First, note that (0,1) is the y-intercept. In other words, our constant c is 1. Thus:
[tex]y=ax^2+bx+1[/tex]
From the equation of the tangent line, we can see that it has a slope of one.
Recall that the slope of the tangent line at a point is equivalent to the value of the derivative at the same point.
In other words, the value of the derivative of our parabola at x = 1 must be one.
Find the derivative. Take the derivative of both sides with respect to x:
[tex]\displaystyle \frac{dy}{dx}=\frac{d}{dx}\left[ax^2+bx+1\right][/tex]
Expand:
[tex]\displaystyle \frac{dy}{dx}=\frac{d}{dx}\left[ax^2\right]+\frac{d}{dx}\left[bx\right]+\frac{d}{dx}\left[1\right][/tex]
Use the Power Rule. Since we're differentiating with respect to x, we can treat a and b as constants. Thus:
[tex]\displaystyle \frac{dy}{dx}=2ax+b[/tex]

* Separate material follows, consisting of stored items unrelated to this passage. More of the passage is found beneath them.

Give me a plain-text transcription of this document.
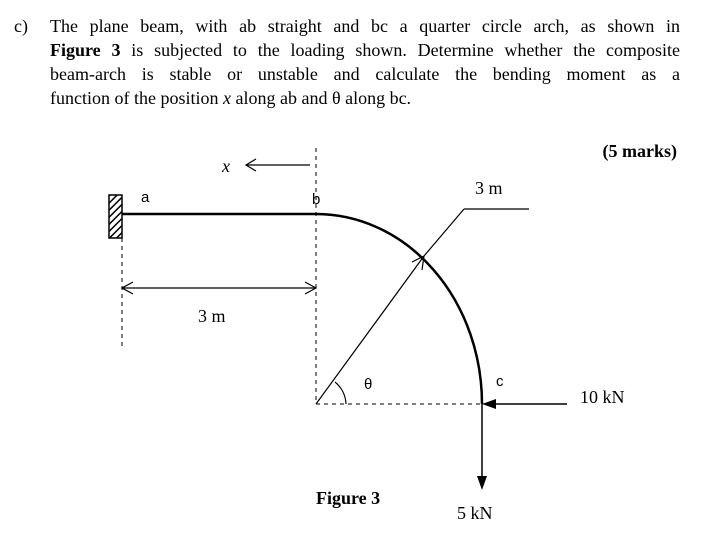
c) The plane beam, with ab straight and bc a quarter circle arch, as shown in
Figure 3 is subjected to the loading shown. Determine whether the composite
beam-arch is stable or unstable and calculate the bending moment as a
function of the position x along ab and θ along bc.
(5 marks)
x
3 m
3 m
θ
a	b
c
10 kN
5 kN
Figure 3
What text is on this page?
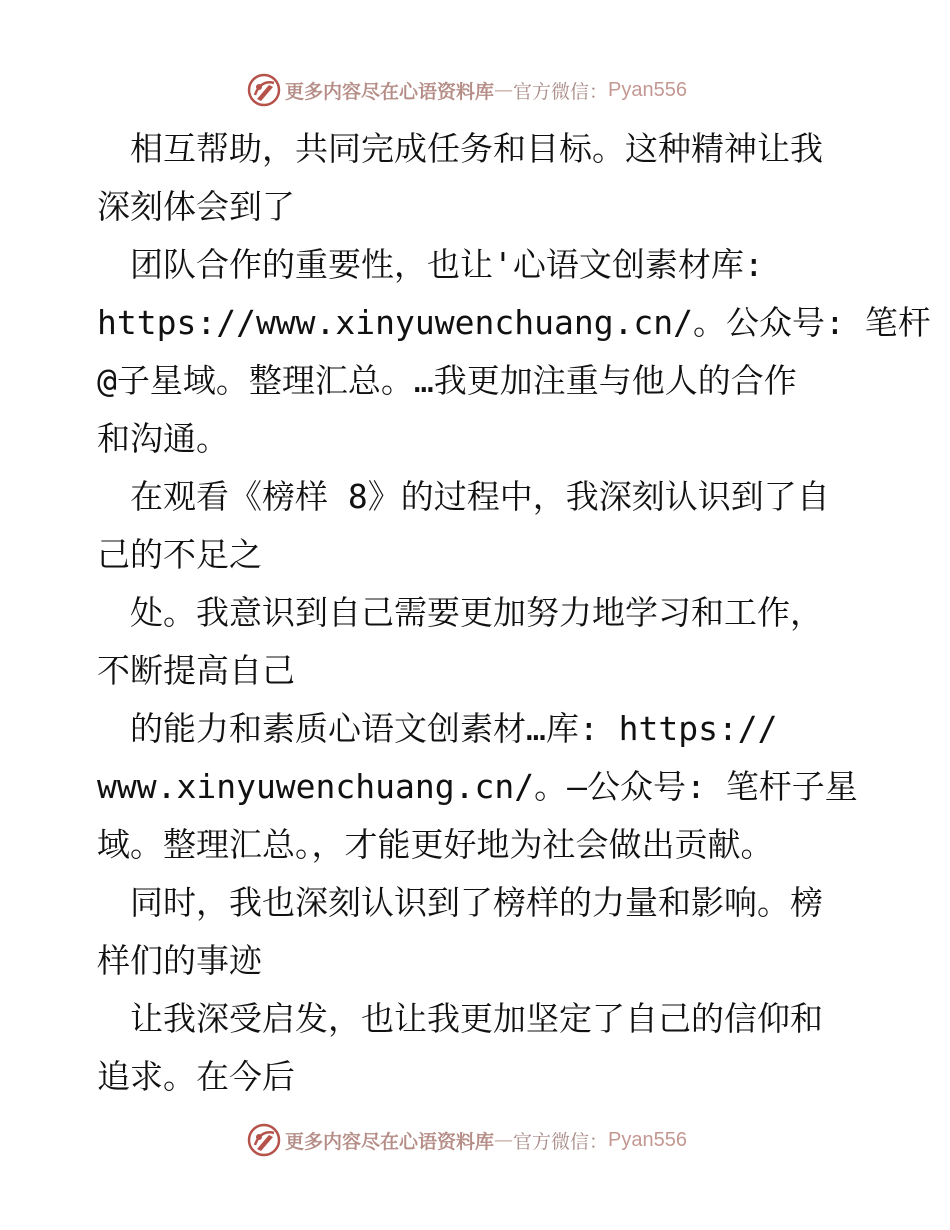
更多内容尽在心语资料库 — 官方微信： Pyan556
　相互帮助，共同完成任务和目标。这种精神让我
深刻体会到了
　团队合作的重要性，也让'心语文创素材库:
https://www.xinyuwenchuang.cn/。公众号: 笔杆
@子星域。整理汇总。…我更加注重与他人的合作
和沟通。
　在观看《榜样 8》的过程中，我深刻认识到了自
己的不足之
　处。我意识到自己需要更加努力地学习和工作，
不断提高自己
　的能力和素质心语文创素材…库: https://
www.xinyuwenchuang.cn/。—公众号: 笔杆子星
域。整理汇总。，才能更好地为社会做出贡献。
　同时，我也深刻认识到了榜样的力量和影响。榜
样们的事迹
　让我深受启发，也让我更加坚定了自己的信仰和
追求。在今后
更多内容尽在心语资料库 — 官方微信： Pyan556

Now, since the slope of the tangent line at x = 1 is 1, this means that:
[tex](1)=2a(1)+b[/tex]
Simplify:
[tex]1=2a+b[/tex]
Let's hold on to this equation for now.
Since the line is tangent at the point (1,0), this means that our original function equals zero when x = 1. In other words:
[tex]0=a(1)^2+b(1)+1[/tex]
Simplify:
[tex]0=a+b+1[/tex]
This yields the following system of equations:
[tex]\displaystyle \begin{cases} 2a+b=1\\ a+b+1=0\end{cases}[/tex]
Solve for a and b.
From our previous equation, let's subtract 2a from both sides:
[tex]b=1-2a[/tex]
Substitute this into the newly acquired equation:
[tex]0=a+(1-2a)+1[/tex]
Solve for a. Rewrite:
[tex]0=(a-2a)+(1+1)[/tex]
Combine like terms:
[tex]0=-a+2[/tex]
Hence:
[tex]a=2[/tex]
Find b:
[tex]b=1-2(2)=-3[/tex]
Therefore, a = 2 and b = -3.
Then by substitution, we can see that our final equation is:
[tex]y=2x^2-3x+1[/tex]